Birds retreated to the Duluth area where they found open ground to scrounge for the seeds, and anything they could use for food, to refuel for when the weather allowed them to resume their journey northward.
Grinde says it’s not unusual for some birds to layover in Duluth every spring. But this year, she said, “the amount of birds that were moving and then decided to turn around and come back was I think relatively unprecedented for this area.”
And all those birds are flocking to roadsides, backyards and birdfeeders — anywhere they can find food. Grinde said these songbirds are generally pretty docile. But at her birdfeeders, she said they’re fighting off squirrels for food.

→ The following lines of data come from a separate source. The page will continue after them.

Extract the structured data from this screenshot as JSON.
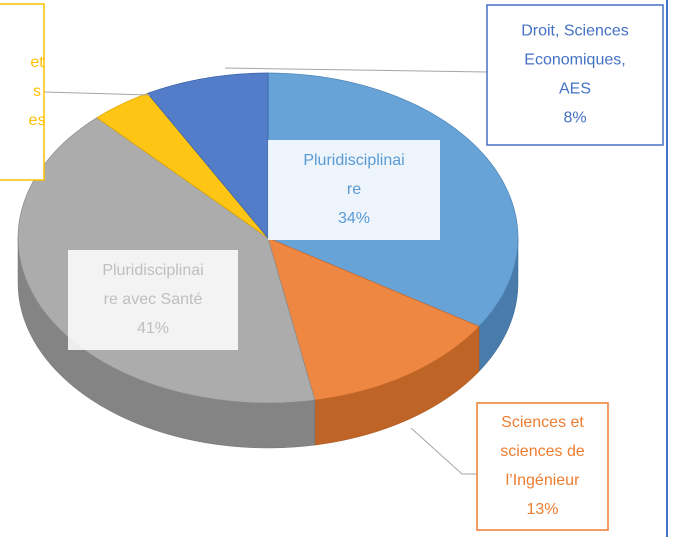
{
  "chart_data": {
    "type": "pie",
    "categories": [
      [
        "Pluridisciplinai",
        "re"
      ],
      [
        "Sciences et",
        "sciences de",
        "l’Ingénieur"
      ],
      [
        "Pluridisciplinai",
        "re avec Santé"
      ],
      [
        "et",
        "s",
        "es"
      ],
      [
        "Droit, Sciences",
        "Economiques,",
        "AES"
      ]
    ],
    "values": [
      34,
      13,
      41,
      4,
      8
    ],
    "value_labels": [
      "34%",
      "13%",
      "41%",
      null,
      "8%"
    ],
    "colors": [
      "#5b9bd5",
      "#ed7d31",
      "#a5a5a5",
      "#ffc000",
      "#4472c4"
    ]
  }
}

The kinds of birds pit-stopping in Duluth are short-distance migrants. They winter in the southern U.S. and migrate to the northern U.S. or Canada.
Grinde says her research on birds that summer in the Superior and Chippewa National Forests in northern Minnesota suggests changing weather patterns may have a long-term impact on their survival.
“Their population trends are declining. And we think it has to do with the kind of volatile spring weather that we've been seeing the past 5 to 10 years, where we warm up, and then we have these late snow storms or ice storms.”
Grinde expects to see most of the birds in Duluth continue their journey north over the next few days as the weather warms. In the meantime, she said, her advice is simple — feed the birds.